Esta segunda-feira, 26 de outubro, a TVI estreou a sua nova novela da noite, "Bem Me Quer". Passada entre Aveiro e a Serra da Estrela, a produção conta com um trio de protagonistas bastante jovem, encabeçado por Kelly Bailey, Bárbara Branco e José Condessa. Giro, novas gerações a comandarem, e toda eu a sentir-me velha. Sabem quando vemos a novela e já nos identificamos mais com a vida da mãe do que com a da protagonista? Pois.
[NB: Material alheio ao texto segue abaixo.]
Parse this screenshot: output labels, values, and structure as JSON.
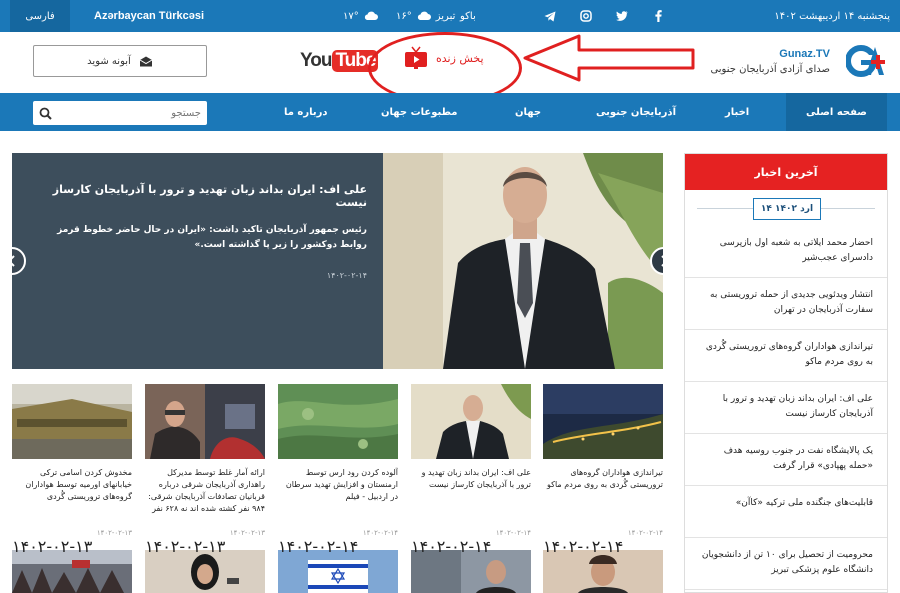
{
  "topbar": {
    "lang_fa": "فارسی",
    "lang_tr": "Azərbaycan Türkcəsi",
    "weather": [
      {
        "city": "",
        "temp": "۱۷°"
      },
      {
        "city": "تبریز",
        "temp": "۱۶°"
      },
      {
        "city": "باکو",
        "temp": ""
      }
    ],
    "date": "پنجشنبه ۱۴ اردیبهشت ۱۴۰۲",
    "social": [
      "telegram-icon",
      "instagram-icon",
      "twitter-icon",
      "facebook-icon"
    ]
  },
  "header": {
    "subscribe_label": "آبونه شوید",
    "youtube_you": "You",
    "youtube_tube": "Tube",
    "live_label": "پخش زنده",
    "brand_name": "Gunaz.TV",
    "brand_tagline": "صدای آزادی آذربایجان جنوبی"
  },
  "nav": {
    "search_placeholder": "جستجو",
    "items": [
      "صفحه اصلی",
      "اخبار",
      "آذربایجان جنوبی",
      "جهان",
      "مطبوعات جهان",
      "درباره ما"
    ]
  },
  "slider": {
    "title": "علی اف: ایران بداند زبان تهدید و ترور با آذربایجان کارساز نیست",
    "subtitle": "رئیس جمهور آذربایجان تاکید داشت: «ایران در حال حاضر خطوط قرمز روابط دوکشور را زیر پا گذاشته است.»",
    "date": "۱۴۰۲-۰۲-۱۴"
  },
  "cards": [
    {
      "title": "تیراندازی هواداران گروه‌های تروریستی گُردی به روی مردم ماکو",
      "date": "۱۴۰۲-۰۲-۱۴"
    },
    {
      "title": "علی اف: ایران بداند زبان تهدید و ترور با آذربایجان کارساز نیست",
      "date": "۱۴۰۲-۰۲-۱۴"
    },
    {
      "title": "آلوده کردن رود ارس توسط ارمنستان و افزایش تهدید سرطان در اردبیل - فیلم",
      "date": "۱۴۰۲-۰۲-۱۴"
    },
    {
      "title": "ارائه آمار غلط توسط مدیرکل راهداری آذربایجان شرقی درباره قربانیان تصادفات آذربایجان شرقی: ۹۸۴ نفر کشته شده اند نه ۶۲۸ نفر",
      "date": "۱۴۰۲-۰۲-۱۳"
    },
    {
      "title": "مخدوش کردن اسامی ترکی خیابانهای اورمیه توسط هواداران گروه‌های تروریستی گُردی",
      "date": "۱۴۰۲-۰۲-۱۳"
    }
  ],
  "sidebar": {
    "header": "آخرین اخبار",
    "date": "۱۴ ارد ۱۴۰۲",
    "items": [
      "احضار محمد ایلاتی به شعبه اول بازپرسی دادسرای عجب‌شیر",
      "انتشار ویدئویی جدیدی از حمله تروریستی به سفارت آذربایجان در تهران",
      "تیراندازی هواداران گروه‌های تروریستی گُردی به روی مردم ماکو",
      "علی اف: ایران بداند زبان تهدید و ترور با آذربایجان کارساز نیست",
      "یک پالایشگاه نفت در جنوب روسیه هدف «حمله پهپادی» قرار گرفت",
      "قابلیت‌های جنگنده ملی ترکیه «کاآن»",
      "محرومیت از تحصیل برای ۱۰ تن از دانشجویان دانشگاه علوم پزشکی تبریز"
    ]
  },
  "colors": {
    "primary": "#1b78b8",
    "primary_dark": "#15679f",
    "accent_red": "#e52222",
    "slider_bg": "#3d4e5c"
  }
}
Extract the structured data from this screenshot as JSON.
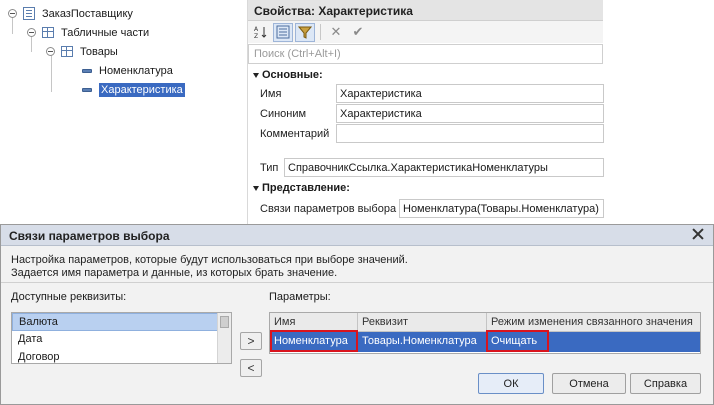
{
  "tree": {
    "items": [
      {
        "label": "ЗаказПоставщику"
      },
      {
        "label": "Табличные части"
      },
      {
        "label": "Товары"
      },
      {
        "label": "Номенклатура"
      },
      {
        "label": "Характеристика"
      }
    ]
  },
  "props": {
    "title": "Свойства: Характеристика",
    "search_placeholder": "Поиск (Ctrl+Alt+I)",
    "section_main": "Основные:",
    "name_label": "Имя",
    "name_value": "Характеристика",
    "synonym_label": "Синоним",
    "synonym_value": "Характеристика",
    "comment_label": "Комментарий",
    "comment_value": "",
    "type_label": "Тип",
    "type_value": "СправочникСсылка.ХарактеристикаНоменклатуры",
    "section_view": "Представление:",
    "links_label": "Связи параметров выбора",
    "links_value": "Номенклатура(Товары.Номенклатура)"
  },
  "dialog": {
    "title": "Связи параметров выбора",
    "desc_line1": "Настройка параметров, которые будут использоваться при выборе значений.",
    "desc_line2": "Задается имя параметра и данные, из которых брать значение.",
    "available_label": "Доступные реквизиты:",
    "available_items": [
      "Валюта",
      "Дата",
      "Договор"
    ],
    "add_button": ">",
    "remove_button": "<",
    "params_label": "Параметры:",
    "columns": [
      "Имя",
      "Реквизит",
      "Режим изменения связанного значения"
    ],
    "rows": [
      {
        "name": "Номенклатура",
        "attr": "Товары.Номенклатура",
        "mode": "Очищать"
      }
    ],
    "ok": "ОК",
    "cancel": "Отмена",
    "help": "Справка"
  },
  "colors": {
    "selection": "#3a6ac1",
    "highlight_box": "#d9141d",
    "dialog_title_bg": "#d7dde8"
  }
}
Bom, passando à frente o desabafo, enchi-me de esperanças para ver esta estreia, muitas personagens novas, um enredo incrível e uma história que nos prende ao ecrã. Pena que pouco disto se tenha passado. Meus amigos, já vi a minha quota parte de primeiros episódios de novelas, e embora comece a seguir religiosamente muito poucas, as estreias têm sempre o condão de nos captar a atenção. Mas tal não aconteceu aqui, em grande parte do episódio — mas já lá vamos.
E um dos primeiros problemas é a ligação do público com dois dos protagonistas. Kelly Bailey é linda de morrer, mas confesso que a vitória na lotaria da genética não se traduziu num talento incrível para representar. A prestação da atriz da TVI como uma jovem e humilde pastora parece forçada demais, ninguém percebe muito bem que tipo de sotaque bruto é aquele e parece que tudo lhe sai com muita pouca naturalidade. E vamos falar sobre o "fula da vida"? Em 50 minutos de novela, ou algo semelhante, o chavão saiu da boca de Maria Rita umas cinco ou seis vezes (é mais que um fula por 10 minutos, percebem?), e fico a pensar se os argumentistas têm falta de vocabulário.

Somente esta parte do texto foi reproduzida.